Piłkarz Valencii o nieuznanym golu Jude’a Bellinghama. „Trzeba było gwizdnąć, gdy tylko wybiliśmy piłkę”
2024-03-03 07:39:44; Aktualizacja: 9 miesięcy temuHugo Duro, piłkarz Valencii, zareagował na kontrowersyjną decyzją arbitra o zakończeniu meczu w trakcie trwającej akcji, podczas której padł gol dla Realu Madryt.
„Królewscy” nie zagrali dobrze w pierwszej połowie, czego efektem była strata dwóch bramek. Jeszcze przed końcem tej części spotkania zespół rozpoczął jednak remontadę.
Vinícius Júnior trafił do siatki pod koniec pierwszej odsłony gry oraz w 76. minucie. Wydawało się, że dzieła zniszczenia dopełnił Jude Bellingham.

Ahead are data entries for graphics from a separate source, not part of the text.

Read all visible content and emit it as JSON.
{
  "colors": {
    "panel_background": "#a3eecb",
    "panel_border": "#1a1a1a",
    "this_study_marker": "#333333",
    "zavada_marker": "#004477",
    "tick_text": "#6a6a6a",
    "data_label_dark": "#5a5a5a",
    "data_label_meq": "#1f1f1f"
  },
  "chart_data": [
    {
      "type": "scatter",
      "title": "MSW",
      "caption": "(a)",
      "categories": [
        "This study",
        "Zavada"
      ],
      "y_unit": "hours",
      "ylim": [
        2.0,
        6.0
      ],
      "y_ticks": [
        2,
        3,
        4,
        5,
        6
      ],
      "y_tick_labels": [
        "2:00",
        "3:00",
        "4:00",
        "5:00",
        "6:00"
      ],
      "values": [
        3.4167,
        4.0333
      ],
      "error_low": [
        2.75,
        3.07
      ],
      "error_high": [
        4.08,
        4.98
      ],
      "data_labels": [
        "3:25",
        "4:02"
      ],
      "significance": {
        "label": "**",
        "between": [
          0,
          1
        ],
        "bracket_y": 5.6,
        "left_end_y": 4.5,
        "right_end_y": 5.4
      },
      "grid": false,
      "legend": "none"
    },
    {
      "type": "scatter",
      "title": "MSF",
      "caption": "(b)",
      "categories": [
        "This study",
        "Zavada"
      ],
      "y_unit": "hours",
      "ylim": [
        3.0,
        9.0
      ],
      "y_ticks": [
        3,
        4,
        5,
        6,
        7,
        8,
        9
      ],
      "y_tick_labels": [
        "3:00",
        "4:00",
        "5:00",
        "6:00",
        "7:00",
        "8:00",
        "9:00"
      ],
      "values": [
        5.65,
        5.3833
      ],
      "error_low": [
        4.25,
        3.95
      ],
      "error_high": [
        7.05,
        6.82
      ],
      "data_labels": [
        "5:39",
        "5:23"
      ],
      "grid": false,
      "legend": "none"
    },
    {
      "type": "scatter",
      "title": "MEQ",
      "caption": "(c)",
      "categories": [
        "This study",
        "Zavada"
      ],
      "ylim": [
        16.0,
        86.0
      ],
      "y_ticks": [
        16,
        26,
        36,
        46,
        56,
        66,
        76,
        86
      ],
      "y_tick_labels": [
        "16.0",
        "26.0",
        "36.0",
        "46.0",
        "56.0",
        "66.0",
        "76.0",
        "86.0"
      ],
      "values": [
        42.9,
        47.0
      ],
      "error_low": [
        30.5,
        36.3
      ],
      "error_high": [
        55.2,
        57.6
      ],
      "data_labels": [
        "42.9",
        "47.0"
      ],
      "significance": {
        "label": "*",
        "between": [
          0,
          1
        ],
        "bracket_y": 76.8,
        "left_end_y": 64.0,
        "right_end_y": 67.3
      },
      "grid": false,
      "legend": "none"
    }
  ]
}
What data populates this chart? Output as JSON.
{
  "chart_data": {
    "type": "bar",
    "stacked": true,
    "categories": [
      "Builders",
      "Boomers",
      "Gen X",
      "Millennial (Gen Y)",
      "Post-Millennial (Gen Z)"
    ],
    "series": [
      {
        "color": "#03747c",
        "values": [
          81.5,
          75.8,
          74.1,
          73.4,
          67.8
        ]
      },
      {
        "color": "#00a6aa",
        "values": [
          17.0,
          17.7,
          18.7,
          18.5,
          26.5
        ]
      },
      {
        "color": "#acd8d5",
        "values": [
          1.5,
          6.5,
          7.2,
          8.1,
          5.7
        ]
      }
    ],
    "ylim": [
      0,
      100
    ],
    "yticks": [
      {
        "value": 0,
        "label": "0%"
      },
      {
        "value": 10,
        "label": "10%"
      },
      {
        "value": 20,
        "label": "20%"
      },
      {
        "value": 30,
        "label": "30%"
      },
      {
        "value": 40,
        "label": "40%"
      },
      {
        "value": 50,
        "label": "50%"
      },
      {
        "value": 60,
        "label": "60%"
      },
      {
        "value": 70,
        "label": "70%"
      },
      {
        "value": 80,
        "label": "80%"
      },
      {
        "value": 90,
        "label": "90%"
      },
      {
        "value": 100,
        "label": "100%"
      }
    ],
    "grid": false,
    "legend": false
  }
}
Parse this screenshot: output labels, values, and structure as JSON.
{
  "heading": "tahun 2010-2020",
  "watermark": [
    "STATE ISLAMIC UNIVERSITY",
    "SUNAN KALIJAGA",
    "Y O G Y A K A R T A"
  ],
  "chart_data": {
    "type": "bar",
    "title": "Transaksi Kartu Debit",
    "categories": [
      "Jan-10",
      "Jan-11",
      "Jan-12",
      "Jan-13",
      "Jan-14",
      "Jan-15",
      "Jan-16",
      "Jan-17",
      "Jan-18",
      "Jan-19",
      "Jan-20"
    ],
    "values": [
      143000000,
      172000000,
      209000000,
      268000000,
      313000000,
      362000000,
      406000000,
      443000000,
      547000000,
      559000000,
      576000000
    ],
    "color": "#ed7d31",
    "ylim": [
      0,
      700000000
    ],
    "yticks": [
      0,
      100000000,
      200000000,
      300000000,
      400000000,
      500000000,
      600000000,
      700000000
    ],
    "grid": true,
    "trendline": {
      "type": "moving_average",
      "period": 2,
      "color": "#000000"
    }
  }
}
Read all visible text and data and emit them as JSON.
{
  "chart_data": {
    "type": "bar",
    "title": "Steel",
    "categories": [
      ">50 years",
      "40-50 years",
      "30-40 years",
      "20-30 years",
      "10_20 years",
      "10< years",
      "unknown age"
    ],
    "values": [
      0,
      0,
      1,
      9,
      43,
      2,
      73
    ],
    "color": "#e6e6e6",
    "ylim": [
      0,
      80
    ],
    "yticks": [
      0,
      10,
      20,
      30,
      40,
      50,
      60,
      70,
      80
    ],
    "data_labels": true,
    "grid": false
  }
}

Z racji wielu przerw Jesús Gil Manzano doliczył siedem minut i pozwolił na kontynuowania akcji, mimo że na zegarku była już dziewiąta minuta. Anglik pokonał bramkarza, ale tuż przedtem sędzia zagwizdał po raz ostatni. Nic więc dziwnego, że w Hiszpanii mówi się o dużej kontrowersji.Popularne
Jak wyglądało to z perspektywy Hugo Duro, autora gola na 1:0?
– Przed rzutem rożnym sędzia powiedział, że to ostatnia akcja. Nie wiem, jakim cudem tak długo zwlekał z zasygnalizowaniem końca meczu. Rozumiem Real Madryt. Trzeba było gwizdnąć, gdy tylko wybiliśmy piłkę – zauważył.
– Giorgi Mamardaszwili wybija, a kiedy Brahim składa się do dośrodkowania, gwiżdże. Albo gwiżdżesz wcześniej, albo nie gwiżdżesz wcale. Dla mnie sędzia mimo wszystko pracował dobrze – dodał.
W ramach protestów kartkami ukarani zostali wspomniany Bellingham oraz Joselu. Anglik otrzymał upomnienie koloru czerwonego, a Hiszpan żółtego.
Mimo remisu Real Madryt pozostaje liderem tabeli LaLigi.